A close correspondence between the anesthetic potencies of stereoisomers of halothane and isoflurane and their ability to perturb ion channel function provides strong evidence that these membrane proteins are the immediate targets for general anesthetic action. It is now firmly established that certain classes of general anesthetics inhibit or activate specific ligand-gated ion channels in clinically relevant concentrations. Binding studies indicate a specific active site for volatile anesthetics on neuronal nicotinic receptors.2,19 Specific mutations on the M2 domains of the nicotinic receptor, which correspond to the α-helix segments that form the aqueous pore of the receptor’s ion channel, enhance the blocking action of anesthetics such as isoflurane and alcohols such as octanol.5 It is postulated that hydrophobic general anesthetic agents bind at a discrete site in the vicinity of the mutation loci. The more polar alcohols gain access to the same site preferentially after channel opening, suggesting that the binding site is within the channel itself. Inhibition of nicotinic receptors in skeletal muscle probably contributes to the ability of volatile anesthetics to enhance muscle relaxation. Actions at neuronal nicotinic receptors promote effects such as amnesia, hyperalgesia, and excitation observed at subanesthetic concentrations of volatile anesthetics and barbiturates.

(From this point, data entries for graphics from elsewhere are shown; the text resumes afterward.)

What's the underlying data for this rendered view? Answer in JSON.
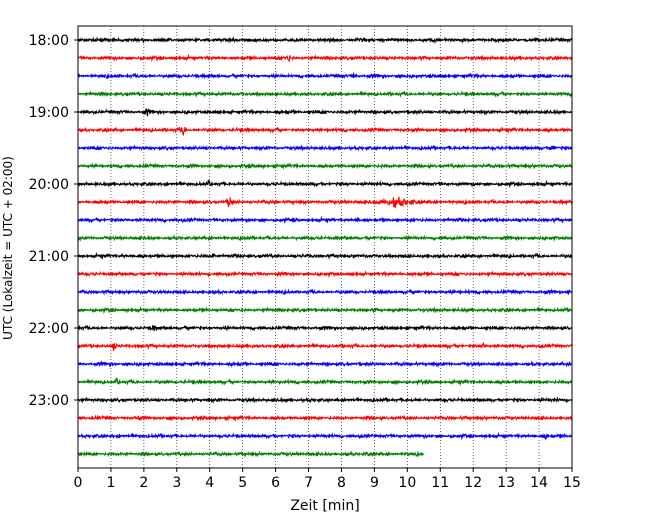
{
  "chart_data": {
    "type": "line",
    "title": "",
    "xlabel": "Zeit  [min]",
    "ylabel": "UTC (Lokalzeit = UTC + 02:00)",
    "xlim": [
      0,
      15
    ],
    "x_ticks": [
      "0",
      "1",
      "2",
      "3",
      "4",
      "5",
      "6",
      "7",
      "8",
      "9",
      "10",
      "11",
      "12",
      "13",
      "14",
      "15"
    ],
    "y_tick_labels": [
      "18:00",
      "19:00",
      "20:00",
      "21:00",
      "22:00",
      "23:00"
    ],
    "grid": "vertical dotted lines at each minute",
    "legend": "none",
    "colors_cycle": [
      "#000000",
      "#ff0000",
      "#0000ff",
      "#008000"
    ],
    "rows": [
      {
        "start": "18:00",
        "color": "#000000",
        "length_min": 15
      },
      {
        "start": "18:15",
        "color": "#ff0000",
        "length_min": 15,
        "events": [
          {
            "t": 6.4,
            "amp": 0.6
          }
        ]
      },
      {
        "start": "18:30",
        "color": "#0000ff",
        "length_min": 15,
        "events": [
          {
            "t": 8.4,
            "amp": 0.6
          }
        ]
      },
      {
        "start": "18:45",
        "color": "#008000",
        "length_min": 15
      },
      {
        "start": "19:00",
        "color": "#000000",
        "length_min": 15,
        "events": [
          {
            "t": 2.1,
            "amp": 0.5
          }
        ]
      },
      {
        "start": "19:15",
        "color": "#ff0000",
        "length_min": 15,
        "events": [
          {
            "t": 3.2,
            "amp": 0.9
          }
        ]
      },
      {
        "start": "19:30",
        "color": "#0000ff",
        "length_min": 15,
        "events": [
          {
            "t": 14.4,
            "amp": 0.5
          }
        ]
      },
      {
        "start": "19:45",
        "color": "#008000",
        "length_min": 15
      },
      {
        "start": "20:00",
        "color": "#000000",
        "length_min": 15,
        "events": [
          {
            "t": 4.0,
            "amp": 0.4
          }
        ]
      },
      {
        "start": "20:15",
        "color": "#ff0000",
        "length_min": 15,
        "events": [
          {
            "t": 4.6,
            "amp": 1.0
          },
          {
            "t": 9.7,
            "amp": 0.6,
            "width": 0.5
          }
        ]
      },
      {
        "start": "20:30",
        "color": "#0000ff",
        "length_min": 15,
        "events": [
          {
            "t": 8.5,
            "amp": 0.4
          }
        ]
      },
      {
        "start": "20:45",
        "color": "#008000",
        "length_min": 15
      },
      {
        "start": "21:00",
        "color": "#000000",
        "length_min": 15,
        "events": [
          {
            "t": 4.1,
            "amp": 0.5
          }
        ]
      },
      {
        "start": "21:15",
        "color": "#ff0000",
        "length_min": 15
      },
      {
        "start": "21:30",
        "color": "#0000ff",
        "length_min": 15,
        "events": [
          {
            "t": 14.9,
            "amp": 0.6
          }
        ]
      },
      {
        "start": "21:45",
        "color": "#008000",
        "length_min": 15
      },
      {
        "start": "22:00",
        "color": "#000000",
        "length_min": 15,
        "events": [
          {
            "t": 2.3,
            "amp": 0.5
          }
        ]
      },
      {
        "start": "22:15",
        "color": "#ff0000",
        "length_min": 15,
        "events": [
          {
            "t": 1.1,
            "amp": 0.5
          },
          {
            "t": 12.3,
            "amp": 0.4
          }
        ]
      },
      {
        "start": "22:30",
        "color": "#0000ff",
        "length_min": 15
      },
      {
        "start": "22:45",
        "color": "#008000",
        "length_min": 15,
        "events": [
          {
            "t": 1.2,
            "amp": 0.5
          }
        ]
      },
      {
        "start": "23:00",
        "color": "#000000",
        "length_min": 15
      },
      {
        "start": "23:15",
        "color": "#ff0000",
        "length_min": 15,
        "events": [
          {
            "t": 1.8,
            "amp": 0.5
          }
        ]
      },
      {
        "start": "23:30",
        "color": "#0000ff",
        "length_min": 15,
        "events": [
          {
            "t": 14.2,
            "amp": 0.5
          }
        ]
      },
      {
        "start": "23:45",
        "color": "#008000",
        "length_min": 10.5,
        "events": [
          {
            "t": 8.8,
            "amp": 0.4
          }
        ]
      }
    ]
  }
}
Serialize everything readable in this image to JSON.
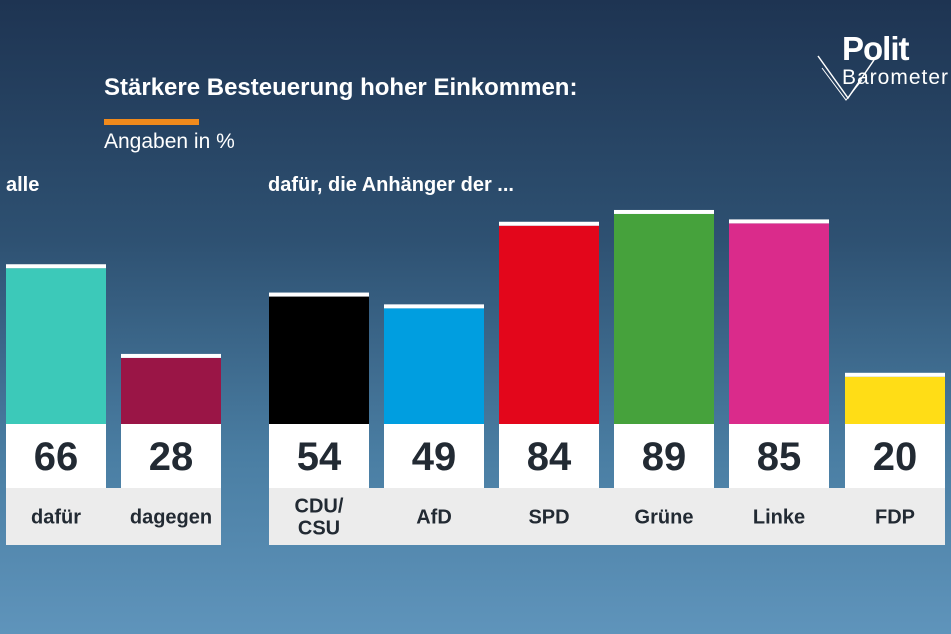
{
  "header": {
    "title": "Stärkere Besteuerung hoher Einkommen:",
    "subtitle": "Angaben in %"
  },
  "logo": {
    "line1": "Polit",
    "line2": "Barometer"
  },
  "colors": {
    "accent": "#f08a1c",
    "label_box": "#ffffff",
    "name_box": "#ececec"
  },
  "chart_data": [
    {
      "type": "bar",
      "group_label": "alle",
      "categories": [
        "dafür",
        "dagegen"
      ],
      "values": [
        66,
        28
      ],
      "colors": [
        "#3cc9b9",
        "#9a1546"
      ],
      "ylim": [
        0,
        100
      ]
    },
    {
      "type": "bar",
      "group_label": "dafür, die Anhänger der ...",
      "categories": [
        "CDU/\nCSU",
        "AfD",
        "SPD",
        "Grüne",
        "Linke",
        "FDP"
      ],
      "values": [
        54,
        49,
        84,
        89,
        85,
        20
      ],
      "colors": [
        "#000000",
        "#009ee0",
        "#e3061b",
        "#46a23c",
        "#da2b8b",
        "#ffdd16"
      ],
      "ylim": [
        0,
        100
      ]
    }
  ]
}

The γ-aminobutyric acidA (GABAA) receptor has been implicated in the CNS depressant effect of most anesthetic drugs.4,30 Specific binding sites for benzodiazepines, barbiturates, other intravenous anesthetics, and volatile anesthetics have been described.4 Stimulation of these receptor sites increases the activity of GABA at its own separate site; many agents other than benzodiazepines can also open the GABAA Cl− channel in the absence of GABA. Hyperpolarization of the affected neuron inhibits neuronal activity. Glycine receptors constitute another group of inhibitory receptors that are activated by at least some general anesthetics (inhalation anesthetics, alcohols, thiopental, and propofol) in clinically relevant concentrations.
Excitatory receptors blocked by specific anesthetic agents include N-methyl-d-aspartate (NMDA), kainate, and α-amino-3-hydroxy-5-methyl-4-isoxazole propionate (AMPA) receptors. Ketamine and nitrous oxide13 selectively inhibit NMDA receptors, whereas barbiturates and certain inhalation anesthetics block AMPA and kainate receptors.4
In addition to the classic ligand-gated ion channels described previously, other ion channels may be involved in the actions of specific general anesthetics. Several types of 2-pore-domain K+ channels (identified by their acronyms TREK1, TREK2, TASK1, TASK3, and TRESK) are variably activated by inhalation anesthetics.4,6 These channels are responsive to intracellular second messengers and are believed to regulate background neuronal excitability and neurotransmitter release. Several types of Ca++ channels and Na+ are inhibited by clinical concentrations of drugs and may contribute an inhibitory influence on neurotransmitter release.